BBC bosses say Sir Cliff Richard has spent “grossly unreasonable” amounts on lawyers after complaining about reports naming him as a suspected sex offender and taking legal action.
They say figures show the singer has already run up legal costs of more than £500,000 which are on “on any view … disproportionate”.
- April 26, 2018
- April 26, 2018
- April 25, 2018
Lawyers representing the BBC made the criticism as a judge analysed the latest stage of the dispute at a High Court hearing in London on Thursday.
The singer has sued the BBC over reports naming him as a suspected sex offender and wants damages.
BBC editors have said they will ”defend ourselves vigorously”.
Detail of Sir Cliff’s claim emerged last year in paperwork lodged at the High Court by lawyers.
Mr Justice Mann is overseeing the latest in a series of preliminary hearings in London.
Sir Cliff was not at the hearing which is due to end on Friday.
“The claimant’s budget shows pre-action costs of £525,437, including 1,287 hours of solicitors’ time,” Gavin Millar QC, who heads the BBC’s legal team, told the judge in a written submission.
“Though not without its legal complexities, this case cannot have required extensive factual investigations on behalf of the claimant: the broadcasts are in the public domain.”
He added: “On any view … the claimant’s incurred costs to date are grossly unreasonable and disproportionate.”

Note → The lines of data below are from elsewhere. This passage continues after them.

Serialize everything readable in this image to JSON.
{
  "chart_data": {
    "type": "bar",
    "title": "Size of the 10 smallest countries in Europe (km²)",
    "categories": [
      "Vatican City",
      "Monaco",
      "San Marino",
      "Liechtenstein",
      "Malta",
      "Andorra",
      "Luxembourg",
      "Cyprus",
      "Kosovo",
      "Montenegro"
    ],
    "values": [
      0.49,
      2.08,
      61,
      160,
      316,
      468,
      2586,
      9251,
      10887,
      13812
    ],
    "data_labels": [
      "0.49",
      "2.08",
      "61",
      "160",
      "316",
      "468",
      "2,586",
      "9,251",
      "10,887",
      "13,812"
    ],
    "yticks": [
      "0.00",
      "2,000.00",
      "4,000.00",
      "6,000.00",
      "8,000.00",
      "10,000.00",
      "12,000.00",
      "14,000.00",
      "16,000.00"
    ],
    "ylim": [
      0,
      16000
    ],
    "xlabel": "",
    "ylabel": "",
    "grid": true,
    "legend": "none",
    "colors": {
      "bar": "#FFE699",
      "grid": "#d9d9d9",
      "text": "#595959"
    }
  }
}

Mr Millar said the judge should record “strong disapproval”.
If Sir Cliff’s claim succeeds, and he wins damages, the BBC could be ordered to pick up all his lawyers’ bills.
Sir Cliff has taken legal action against the BBC and South Yorkshire Police over coverage of a raid at his apartment in Sunningdale, Berkshire, in August 2014.
Lawyers representing the singer said in written submissions in October that he had suffered ”profound and long-lasting” damage.
In December a BBC spokeswoman said bosses would defend the coverage.
She said the BBC had reported Sir Cliff’s ”full denial of the allegations at every stage”.
In June, South Yorkshire Police apologised ”wholeheartedly for the additional anxiety caused” by the force’s ”initial handling of the media interest” in its investigation into the singer.